As a part of the Lenten season, we have included a prayer of confession as part of our worship service reminding ourselves that we are dust and to dust we shall return:

ALMIGHTY and most merciful Father; We have done wrong, and strayed from your ways like lost sheep. We have followed the desires of our own hearts too much. We have left undone those things which we ought to have done; And we have done those things which we should not have done. O Lord, in your mercy, hear our prayer of confession.

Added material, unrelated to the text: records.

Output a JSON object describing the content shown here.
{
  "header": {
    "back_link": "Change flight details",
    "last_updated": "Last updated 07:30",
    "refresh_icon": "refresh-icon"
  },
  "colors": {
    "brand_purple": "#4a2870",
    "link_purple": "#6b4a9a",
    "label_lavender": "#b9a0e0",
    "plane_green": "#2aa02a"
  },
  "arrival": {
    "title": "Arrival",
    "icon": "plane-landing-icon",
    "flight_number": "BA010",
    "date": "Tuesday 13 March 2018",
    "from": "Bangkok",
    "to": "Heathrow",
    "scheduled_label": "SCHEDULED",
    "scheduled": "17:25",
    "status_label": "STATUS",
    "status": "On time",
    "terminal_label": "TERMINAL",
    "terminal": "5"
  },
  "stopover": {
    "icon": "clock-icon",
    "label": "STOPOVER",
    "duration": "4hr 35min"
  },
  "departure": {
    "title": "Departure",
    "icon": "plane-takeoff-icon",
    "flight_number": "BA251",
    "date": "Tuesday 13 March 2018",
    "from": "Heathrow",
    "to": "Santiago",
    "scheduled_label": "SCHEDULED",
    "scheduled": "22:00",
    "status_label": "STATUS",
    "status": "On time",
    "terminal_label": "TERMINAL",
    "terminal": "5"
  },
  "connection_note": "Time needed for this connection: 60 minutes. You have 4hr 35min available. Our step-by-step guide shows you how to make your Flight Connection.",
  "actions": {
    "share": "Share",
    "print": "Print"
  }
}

AMEN.
Even though I knew it was coming as part of the service, I still found myself struggling through the “we have done those things which we should not have done.” Even though it was a communal confession, the truth of those words overcame me.

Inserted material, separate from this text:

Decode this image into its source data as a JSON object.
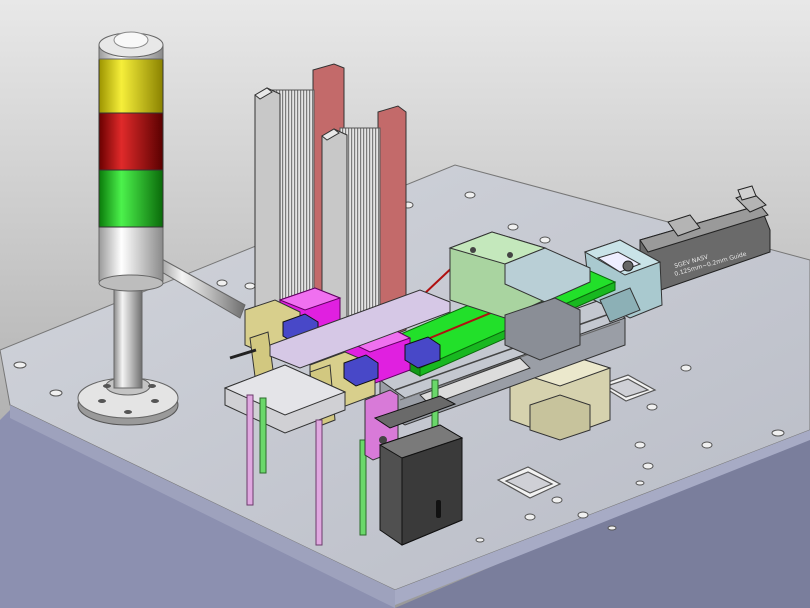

Confession as a spiritual discipline was not part of my upbringing. My understanding of the confession that took place across the street at the Catholic church was that it was an excuse to keep on sinning because it allowed you to do what you wanted to do, receive absolution, and go on your merry way.

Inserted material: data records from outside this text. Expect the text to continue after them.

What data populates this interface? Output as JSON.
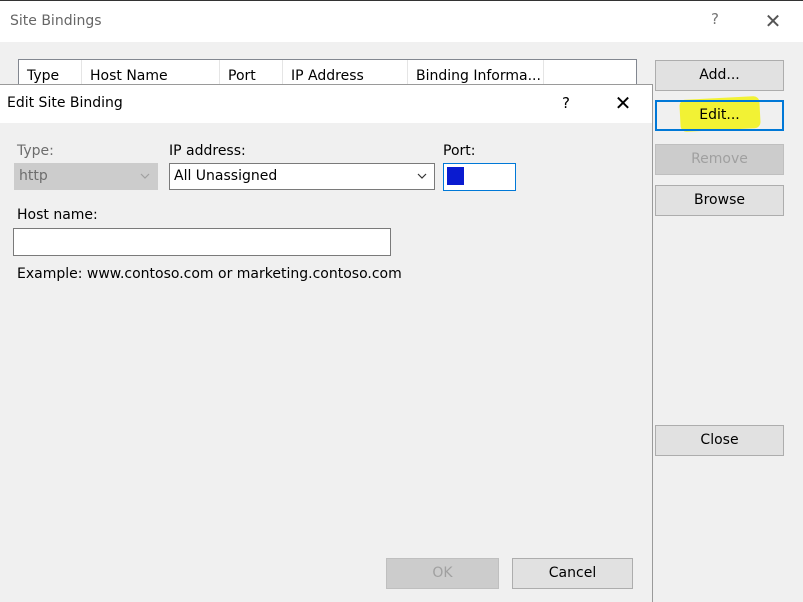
{
  "outer": {
    "title": "Site Bindings",
    "help_glyph": "?",
    "close_glyph": "✕",
    "columns": [
      "Type",
      "Host Name",
      "Port",
      "IP Address",
      "Binding Informa..."
    ],
    "buttons": {
      "add": "Add...",
      "edit": "Edit...",
      "remove": "Remove",
      "browse": "Browse",
      "close": "Close"
    },
    "highlight_color": "#f2f20a"
  },
  "dialog": {
    "title": "Edit Site Binding",
    "help_glyph": "?",
    "close_glyph": "✕",
    "type_label": "Type:",
    "type_value": "http",
    "ip_label": "IP address:",
    "ip_value": "All Unassigned",
    "port_label": "Port:",
    "port_value": "",
    "host_label": "Host name:",
    "host_value": "",
    "example_text": "Example: www.contoso.com or marketing.contoso.com",
    "ok_label": "OK",
    "cancel_label": "Cancel"
  },
  "colors": {
    "focus": "#0078d7",
    "selection": "#0a1bd0"
  }
}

I was so wrong in my understanding of this deeply spiritual act. 

For me, the admission of being wrong or of having conducted myself in a way I don’t believe honors nor represents what it means to be a follower and disciples of Christ is gut-wrenchingly difficult. I was taught to be right, to be certain in regards to matters of faith and the Bible. I was taught to have the answers ready at any moment and somehow in that teaching, I was never taught how to be wrong and to come to terms with being wrong.


I was comfortable admitting I was a sinner because everyone was a sinner, but when it comes to specific matters and circumstances, I pass the blame and redirect the conversation with ease and often without detection. I defend and deflect ensuring my perspective and view is heard while avoiding the whole question of whether I heaped shame and guilt on another child of God. There’s always a reason why I “did the thing I shouldn’t have done;” and because I have a reason, I hope I could just avoid the whole question of responsibility and culpability.

And even in those moments when I recognize and acknowledge that I have “done the things I ought not to have done,” publicly confessing to that is not something I’d like to do. But confess I must not only because it’s Lent, but because this is an important spiritual discipline.

Until we can rid ourselves of the need to be right, we are only dust and to dust we shall return. When we can confess to our dusty nature without abandon and truly embrace this part of our very being not just on Ash Wednesday, not just during Lent, but always, then and only then will we be able to have room to be love and kindness to those we meet.

It’s not until we can confess to those parts of ourselves we’d rather not admit are there that we can offer peace and light to others when their dustiness shows in the same way ours does in “doing the things we ought not to have done.”

O Lord, in your mercy, hear this my prayer of confession.